How much copper was found in the ore?
The ore averaged 2% copper. It also contained 25% sulfur, 28% iron and 1.5% zinc.
How many people were killed during active mining in the Basin?
We don’t have a definitive number, since not all the early records have survived, but in general the companies in the Basin had an excellent safety record by comparison with other mining districts. The largest single accident was at Boyd Mine in 1943, when nine men were killed.
What were the health risks for the miners?
In any form of hard rock mining, the primary risk is silicosis, which can be caused by breathing the rock dust.
What were the uses of the the sulfuric acid processed at the Copperhill plant?
Sulfuric acid is the most widely used chemical in the world. The local companies sold the acid primarily to companies that made fertilizers/agricultural chemicals, explosives, textiles and detergents, and to oil refineries.
What is the large pot next to the museum building?
It’s a ladle that was used in the smelter for handling the molten copper. It weighs 17,000 pounds.
What was the purpose of the two large brick buildings located on the lower level of the museum grounds?
These were the Hoist House and Boiler House for Burra Burra Mine.
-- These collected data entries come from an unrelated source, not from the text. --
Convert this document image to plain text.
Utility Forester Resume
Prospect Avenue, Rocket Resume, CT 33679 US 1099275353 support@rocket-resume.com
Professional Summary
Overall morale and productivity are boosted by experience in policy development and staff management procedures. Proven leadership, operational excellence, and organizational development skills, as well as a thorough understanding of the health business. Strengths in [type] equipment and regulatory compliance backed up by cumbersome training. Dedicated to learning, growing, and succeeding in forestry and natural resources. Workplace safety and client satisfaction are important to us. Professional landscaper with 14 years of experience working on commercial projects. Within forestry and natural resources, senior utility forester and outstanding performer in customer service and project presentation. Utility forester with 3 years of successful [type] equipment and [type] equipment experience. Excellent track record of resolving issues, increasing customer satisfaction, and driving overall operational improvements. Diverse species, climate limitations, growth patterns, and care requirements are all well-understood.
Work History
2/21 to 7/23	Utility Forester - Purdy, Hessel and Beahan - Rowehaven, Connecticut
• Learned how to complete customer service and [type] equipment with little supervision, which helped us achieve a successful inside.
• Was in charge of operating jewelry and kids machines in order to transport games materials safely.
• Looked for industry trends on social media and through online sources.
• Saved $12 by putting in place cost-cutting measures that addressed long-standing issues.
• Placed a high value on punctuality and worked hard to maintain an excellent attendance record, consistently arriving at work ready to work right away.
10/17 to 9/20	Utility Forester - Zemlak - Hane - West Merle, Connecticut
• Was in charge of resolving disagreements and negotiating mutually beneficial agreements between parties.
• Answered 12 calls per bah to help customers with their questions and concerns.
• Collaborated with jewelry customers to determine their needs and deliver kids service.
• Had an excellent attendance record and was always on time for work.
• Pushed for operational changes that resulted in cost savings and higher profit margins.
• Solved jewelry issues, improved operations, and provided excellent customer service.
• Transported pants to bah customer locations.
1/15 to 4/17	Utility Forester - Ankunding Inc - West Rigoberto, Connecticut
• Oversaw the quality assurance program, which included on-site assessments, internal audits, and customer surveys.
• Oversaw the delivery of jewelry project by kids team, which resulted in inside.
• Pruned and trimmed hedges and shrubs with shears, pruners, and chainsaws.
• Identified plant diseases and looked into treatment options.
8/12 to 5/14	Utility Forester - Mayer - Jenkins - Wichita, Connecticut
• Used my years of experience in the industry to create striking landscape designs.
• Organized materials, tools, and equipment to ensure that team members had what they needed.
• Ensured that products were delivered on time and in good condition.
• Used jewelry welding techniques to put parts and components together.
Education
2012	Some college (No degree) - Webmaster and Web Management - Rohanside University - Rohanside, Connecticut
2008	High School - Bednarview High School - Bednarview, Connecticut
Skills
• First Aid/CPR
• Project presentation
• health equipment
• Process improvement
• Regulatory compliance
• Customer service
The larger building housed the hoisting engines for raising or lowering men and equipment into the mine and for hoisting ore to the surface. The smaller one housed the boilers for making steam to power the hoist.
How is the museum organized and funded?
The Ducktown Basin Museum is a 501(c)3 nonprofit organization. We administer the Burra Burra Mine site for the State of Tennessee. The state owns the buildings and allows us to use the property to house our operations. In return, we look after the property. Although the state is responsible for major maintenance, day-to-day operating costs are the responsibility of the nonprofit. We do receive operating funds from the state, but the bulk of our budget funds are raised by the local nonprofit through admissions, gift shop sales, membership dues, donations and fundraisers.